The story took place during a moment in my life when I was overtaken with feelings of deep sadness for the earth and how humans mistreat it. I was particularly heartbroken over the way trees are carelessly massacred without any thought or respect for their sentience. I wanted to know how the trees could deal with such rampant death and destruction. Were they angry? Were they sad? How could they not be?

So I journeyed to a particularly large and ancient tree who seemed as though it would be wise enough to speak for all the trees. I did this in a quiet meditative state, where I projected my consciousness beyond my body so that I could see and feel and hear the spirit of the tree more easily than I can from my ordinary state of mind.  I asked it to show me how it felt about the way its fellow trees were being treated. I asked the tree for forgiveness for my own humanness and for the wrongs I carried for myself and all my ancestors and relations. I asked if the tree would help me understand how to deal with this heavy sadness that weighed my heart down. 

Of course, the tree was not angry or even upset. What the tree conveyed to me instead was a state of total neutrality. It was not concerned with humans or other trees or the earth. It did not need my apologies. It did not need me to carry around my own or anyone else’s wrongdoings. It did not need anything at all from me. 

And yet there was a very mutually satisfying exchange that happened between us, simply by my reaching out and saying hello. I learned that my attention was the greatest gift I could give to this or any being. I learned that by simply opening my heart to it, I could feel the kind of peace and neutrality that is so abundant in all of nature. My own judgment seeped out of my body as a new awareness came in. I too could be neutral like this tree. 

When I shared this story with my client, I could see that she understood. She was receptive enough to feel the transmission that I had received from this tree or perhaps the tree was now offering itself to her through me. Without my needing to address her issue head-on, she found her way to her own resolution. 

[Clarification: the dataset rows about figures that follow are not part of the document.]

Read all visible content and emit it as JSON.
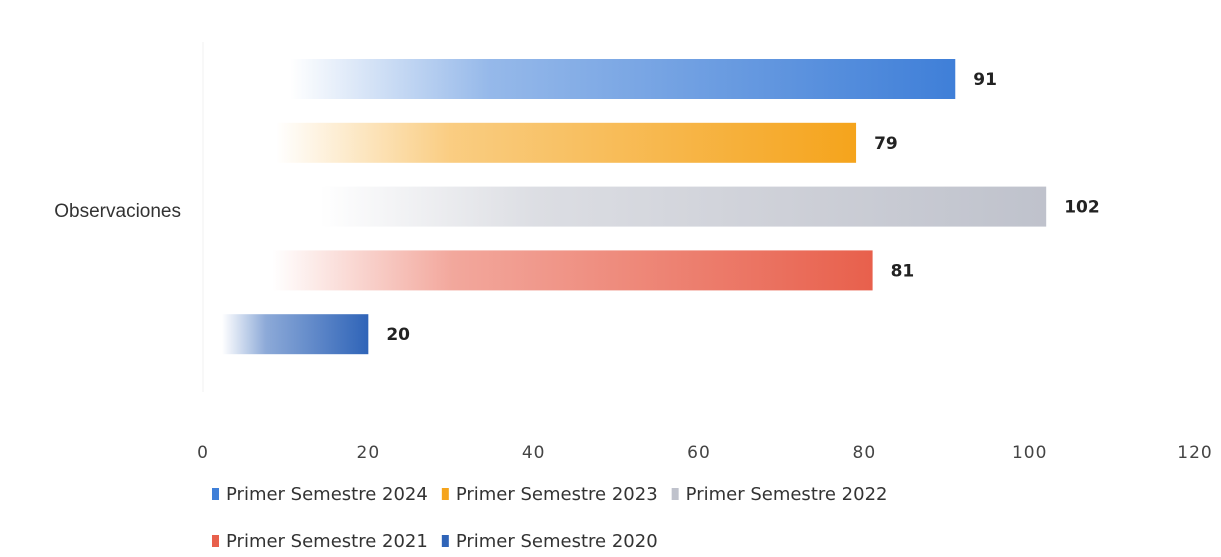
{
  "chart_data": {
    "type": "bar",
    "orientation": "horizontal",
    "categories": [
      "Observaciones"
    ],
    "series": [
      {
        "name": "Primer Semestre 2024",
        "values": [
          91
        ],
        "color": "#3f7fd8"
      },
      {
        "name": "Primer Semestre 2023",
        "values": [
          79
        ],
        "color": "#f5a41c"
      },
      {
        "name": "Primer Semestre 2022",
        "values": [
          102
        ],
        "color": "#bfc2cc"
      },
      {
        "name": "Primer Semestre 2021",
        "values": [
          81
        ],
        "color": "#e8604c"
      },
      {
        "name": "Primer Semestre 2020",
        "values": [
          20
        ],
        "color": "#2f64b8"
      }
    ],
    "title": "",
    "xlabel": "",
    "ylabel": "",
    "xlim": [
      0,
      120
    ],
    "xticks": [
      0,
      20,
      40,
      60,
      80,
      100,
      120
    ],
    "grid": false,
    "legend": "bottom"
  }
}
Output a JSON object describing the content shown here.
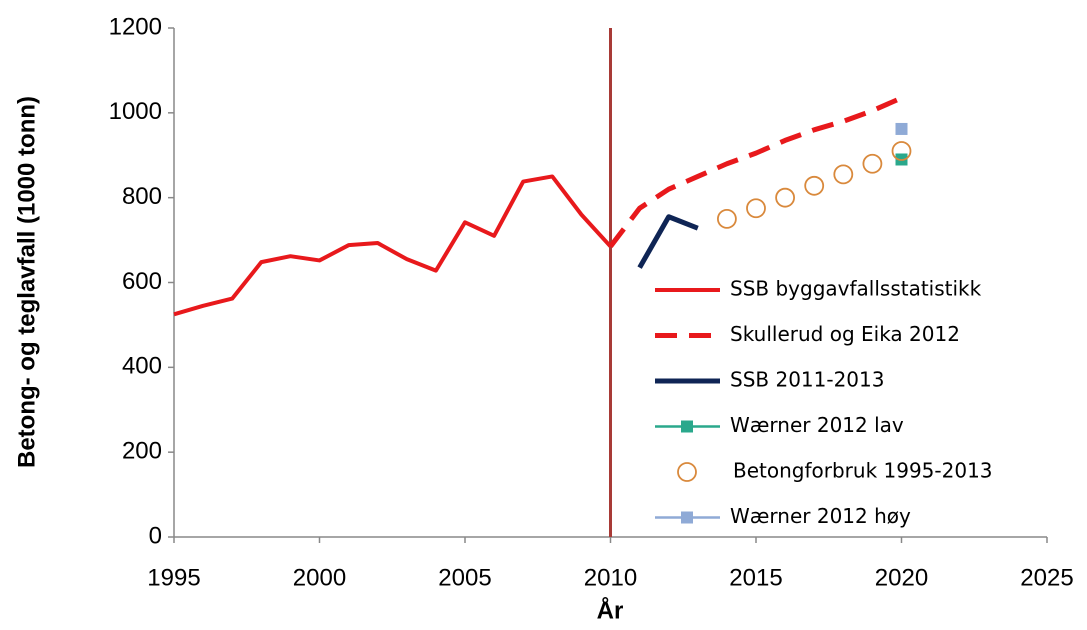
{
  "chart_data": {
    "type": "line",
    "xlabel": "År",
    "ylabel": "Betong- og teglavfall (1000 tonn)",
    "xlim": [
      1995,
      2025
    ],
    "xticks": [
      1995,
      2000,
      2005,
      2010,
      2015,
      2020,
      2025
    ],
    "ylim": [
      0,
      1200
    ],
    "yticks": [
      0,
      200,
      400,
      600,
      800,
      1000,
      1200
    ],
    "vertical_line": {
      "x": 2010,
      "color": "#a83a36"
    },
    "legend": "lower right",
    "series": [
      {
        "name": "SSB byggavfallsstatistikk",
        "color": "#e8191c",
        "line": true,
        "dash": false,
        "marker": null,
        "x": [
          1995,
          1996,
          1997,
          1998,
          1999,
          2000,
          2001,
          2002,
          2003,
          2004,
          2005,
          2006,
          2007,
          2008,
          2009,
          2010
        ],
        "values": [
          525,
          545,
          562,
          648,
          662,
          652,
          688,
          693,
          655,
          628,
          742,
          710,
          838,
          850,
          760,
          685
        ]
      },
      {
        "name": "Skullerud og Eika 2012",
        "color": "#e8191c",
        "line": true,
        "dash": true,
        "marker": null,
        "x": [
          2010,
          2011,
          2012,
          2013,
          2014,
          2015,
          2016,
          2017,
          2018,
          2019,
          2020
        ],
        "values": [
          685,
          775,
          820,
          850,
          880,
          905,
          935,
          960,
          980,
          1005,
          1035
        ]
      },
      {
        "name": "SSB 2011-2013",
        "color": "#0f2555",
        "line": true,
        "dash": false,
        "marker": null,
        "x": [
          2011,
          2012,
          2013
        ],
        "values": [
          635,
          755,
          728
        ]
      },
      {
        "name": "Wærner 2012 lav",
        "color": "#2aa88c",
        "line": true,
        "dash": false,
        "marker": "square",
        "x": [
          2020
        ],
        "values": [
          890
        ]
      },
      {
        "name": "Betongforbruk 1995-2013",
        "color": "#d9893c",
        "line": false,
        "dash": false,
        "marker": "circle",
        "x": [
          2014,
          2015,
          2016,
          2017,
          2018,
          2019,
          2020
        ],
        "values": [
          750,
          775,
          800,
          828,
          855,
          880,
          910
        ]
      },
      {
        "name": "Wærner 2012 høy",
        "color": "#8faad6",
        "line": true,
        "dash": false,
        "marker": "square",
        "x": [
          2020
        ],
        "values": [
          962
        ]
      }
    ]
  }
}
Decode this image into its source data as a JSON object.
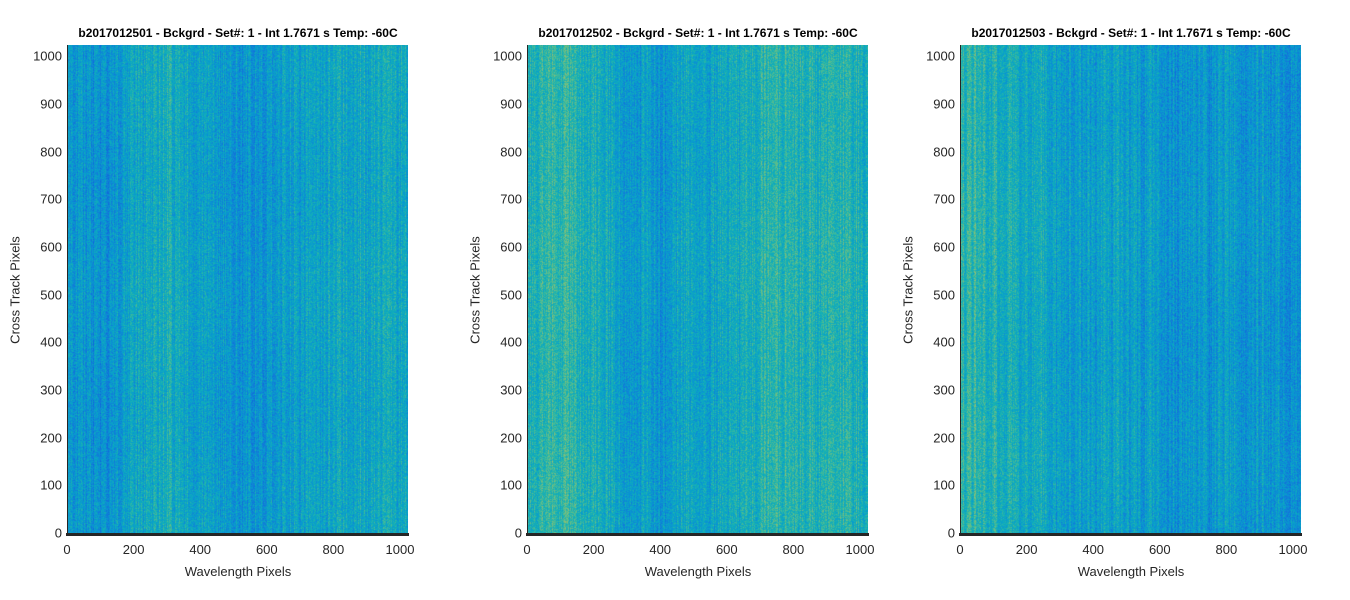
{
  "chart_data": [
    {
      "type": "heatmap",
      "title": "b2017012501 - Bckgrd - Set#: 1 - Int 1.7671 s Temp: -60C",
      "xlabel": "Wavelength Pixels",
      "ylabel": "Cross Track Pixels",
      "xlim": [
        0,
        1024
      ],
      "ylim": [
        0,
        1024
      ],
      "xticks": [
        0,
        200,
        400,
        600,
        800,
        1000
      ],
      "yticks": [
        0,
        100,
        200,
        300,
        400,
        500,
        600,
        700,
        800,
        900,
        1000
      ],
      "xtick_labels": [
        "0",
        "200",
        "400",
        "600",
        "800",
        "1000"
      ],
      "ytick_labels": [
        "0",
        "100",
        "200",
        "300",
        "400",
        "500",
        "600",
        "700",
        "800",
        "900",
        "1000"
      ],
      "colormap": "parula",
      "column_profile": {
        "x": [
          0,
          100,
          200,
          300,
          400,
          500,
          600,
          700,
          800,
          900,
          1024
        ],
        "level": [
          0.42,
          0.36,
          0.44,
          0.52,
          0.46,
          0.4,
          0.44,
          0.48,
          0.5,
          0.49,
          0.5
        ]
      },
      "seed": 1
    },
    {
      "type": "heatmap",
      "title": "b2017012502 - Bckgrd - Set#: 1 - Int 1.7671 s Temp: -60C",
      "xlabel": "Wavelength Pixels",
      "ylabel": "Cross Track Pixels",
      "xlim": [
        0,
        1024
      ],
      "ylim": [
        0,
        1024
      ],
      "xticks": [
        0,
        200,
        400,
        600,
        800,
        1000
      ],
      "yticks": [
        0,
        100,
        200,
        300,
        400,
        500,
        600,
        700,
        800,
        900,
        1000
      ],
      "xtick_labels": [
        "0",
        "200",
        "400",
        "600",
        "800",
        "1000"
      ],
      "ytick_labels": [
        "0",
        "100",
        "200",
        "300",
        "400",
        "500",
        "600",
        "700",
        "800",
        "900",
        "1000"
      ],
      "colormap": "parula",
      "column_profile": {
        "x": [
          0,
          100,
          200,
          300,
          400,
          500,
          600,
          700,
          800,
          900,
          1024
        ],
        "level": [
          0.56,
          0.58,
          0.54,
          0.44,
          0.42,
          0.46,
          0.5,
          0.54,
          0.58,
          0.52,
          0.54
        ]
      },
      "seed": 2
    },
    {
      "type": "heatmap",
      "title": "b2017012503 - Bckgrd - Set#: 1 - Int 1.7671 s Temp: -60C",
      "xlabel": "Wavelength Pixels",
      "ylabel": "Cross Track Pixels",
      "xlim": [
        0,
        1024
      ],
      "ylim": [
        0,
        1024
      ],
      "xticks": [
        0,
        200,
        400,
        600,
        800,
        1000
      ],
      "yticks": [
        0,
        100,
        200,
        300,
        400,
        500,
        600,
        700,
        800,
        900,
        1000
      ],
      "xtick_labels": [
        "0",
        "200",
        "400",
        "600",
        "800",
        "1000"
      ],
      "ytick_labels": [
        "0",
        "100",
        "200",
        "300",
        "400",
        "500",
        "600",
        "700",
        "800",
        "900",
        "1000"
      ],
      "colormap": "parula",
      "column_profile": {
        "x": [
          0,
          100,
          200,
          300,
          400,
          500,
          600,
          700,
          800,
          900,
          1024
        ],
        "level": [
          0.56,
          0.54,
          0.5,
          0.46,
          0.44,
          0.45,
          0.42,
          0.4,
          0.42,
          0.4,
          0.4
        ]
      },
      "seed": 3
    }
  ]
}
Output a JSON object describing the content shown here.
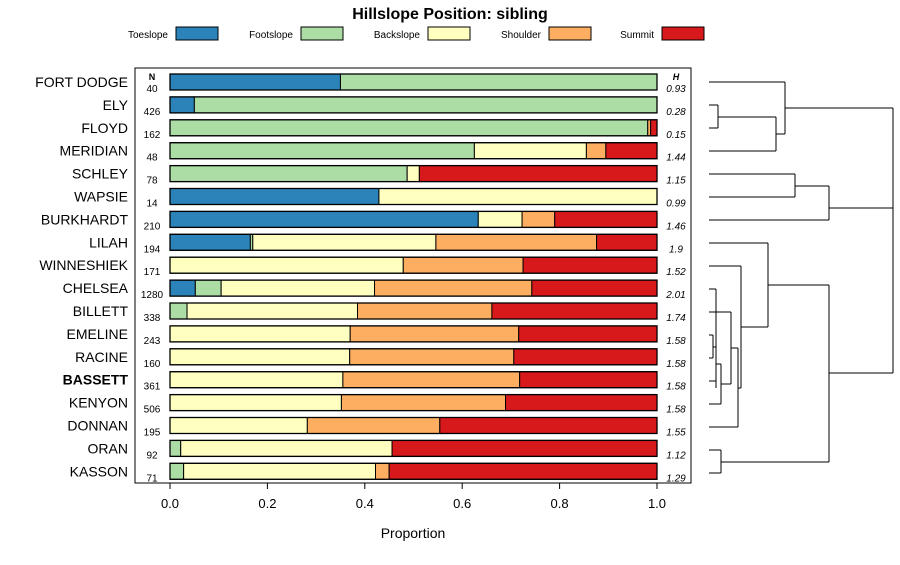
{
  "chart_data": {
    "type": "stacked_bar_horizontal",
    "title": "Hillslope Position: sibling",
    "xlabel": "Proportion",
    "xlim": [
      0,
      1
    ],
    "xticks": [
      0.0,
      0.2,
      0.4,
      0.6,
      0.8,
      1.0
    ],
    "xtick_labels": [
      "0.0",
      "0.2",
      "0.4",
      "0.6",
      "0.8",
      "1.0"
    ],
    "n_header": "N",
    "h_header": "H",
    "highlight": "BASSETT",
    "legend": [
      {
        "name": "Toeslope",
        "color": "#2b83ba"
      },
      {
        "name": "Footslope",
        "color": "#abdda4"
      },
      {
        "name": "Backslope",
        "color": "#ffffbf"
      },
      {
        "name": "Shoulder",
        "color": "#fdae61"
      },
      {
        "name": "Summit",
        "color": "#d7191c"
      }
    ],
    "rows": [
      {
        "name": "FORT DODGE",
        "n": "40",
        "h": "0.93",
        "values": [
          0.35,
          0.65,
          0,
          0,
          0
        ]
      },
      {
        "name": "ELY",
        "n": "426",
        "h": "0.28",
        "values": [
          0.05,
          0.95,
          0,
          0,
          0
        ]
      },
      {
        "name": "FLOYD",
        "n": "162",
        "h": "0.15",
        "values": [
          0,
          0.981,
          0,
          0.006,
          0.013
        ]
      },
      {
        "name": "MERIDIAN",
        "n": "48",
        "h": "1.44",
        "values": [
          0,
          0.625,
          0.23,
          0.04,
          0.105
        ]
      },
      {
        "name": "SCHLEY",
        "n": "78",
        "h": "1.15",
        "values": [
          0,
          0.487,
          0.025,
          0,
          0.488
        ]
      },
      {
        "name": "WAPSIE",
        "n": "14",
        "h": "0.99",
        "values": [
          0.429,
          0,
          0.571,
          0,
          0
        ]
      },
      {
        "name": "BURKHARDT",
        "n": "210",
        "h": "1.46",
        "values": [
          0.633,
          0,
          0.09,
          0.067,
          0.21
        ]
      },
      {
        "name": "LILAH",
        "n": "194",
        "h": "1.9",
        "values": [
          0.165,
          0.005,
          0.376,
          0.33,
          0.124
        ]
      },
      {
        "name": "WINNESHIEK",
        "n": "171",
        "h": "1.52",
        "values": [
          0,
          0,
          0.479,
          0.246,
          0.275
        ]
      },
      {
        "name": "CHELSEA",
        "n": "1280",
        "h": "2.01",
        "values": [
          0.052,
          0.053,
          0.315,
          0.323,
          0.257
        ]
      },
      {
        "name": "BILLETT",
        "n": "338",
        "h": "1.74",
        "values": [
          0,
          0.035,
          0.35,
          0.276,
          0.339
        ]
      },
      {
        "name": "EMELINE",
        "n": "243",
        "h": "1.58",
        "values": [
          0,
          0,
          0.37,
          0.346,
          0.284
        ]
      },
      {
        "name": "RACINE",
        "n": "160",
        "h": "1.58",
        "values": [
          0,
          0,
          0.369,
          0.337,
          0.294
        ]
      },
      {
        "name": "BASSETT",
        "n": "361",
        "h": "1.58",
        "values": [
          0,
          0,
          0.355,
          0.363,
          0.282
        ]
      },
      {
        "name": "KENYON",
        "n": "506",
        "h": "1.58",
        "values": [
          0,
          0,
          0.352,
          0.337,
          0.311
        ]
      },
      {
        "name": "DONNAN",
        "n": "195",
        "h": "1.55",
        "values": [
          0,
          0,
          0.282,
          0.272,
          0.446
        ]
      },
      {
        "name": "ORAN",
        "n": "92",
        "h": "1.12",
        "values": [
          0,
          0.022,
          0.434,
          0,
          0.544
        ]
      },
      {
        "name": "KASSON",
        "n": "71",
        "h": "1.29",
        "values": [
          0,
          0.028,
          0.394,
          0.028,
          0.55
        ]
      }
    ]
  }
}
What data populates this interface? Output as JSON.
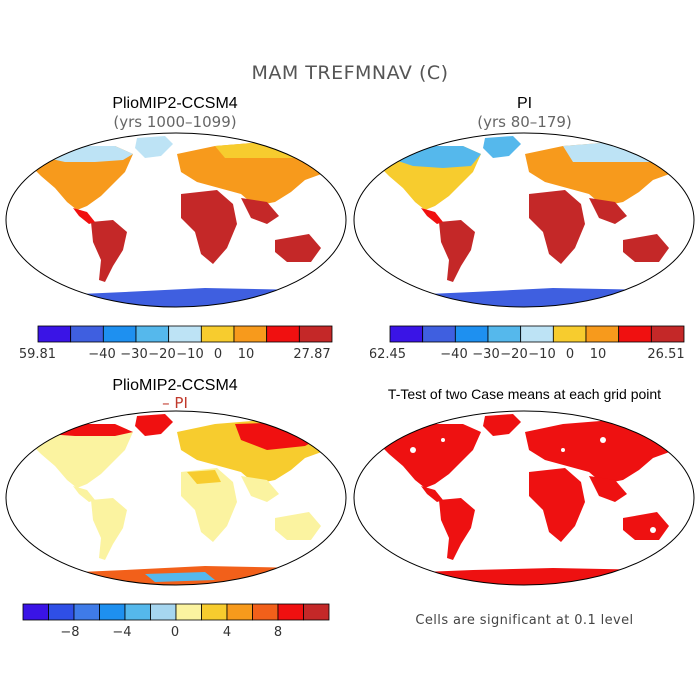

Sometimes, perhaps always, the best way to love someone is to let them have their own trials and tribulations, trusting that their suffering is exactly what they need. By knowing that it is from their highest wisdom that they attract these rites and initiations, we honor them. 

When we love the way trees love, we do not ask people to be better than they are. When we can sit with the neutrality of the trees, we do not suffer for our own or anyone else’s destruction. When we listen the way trees listen, we hear the bigger story of timelessness and perfection.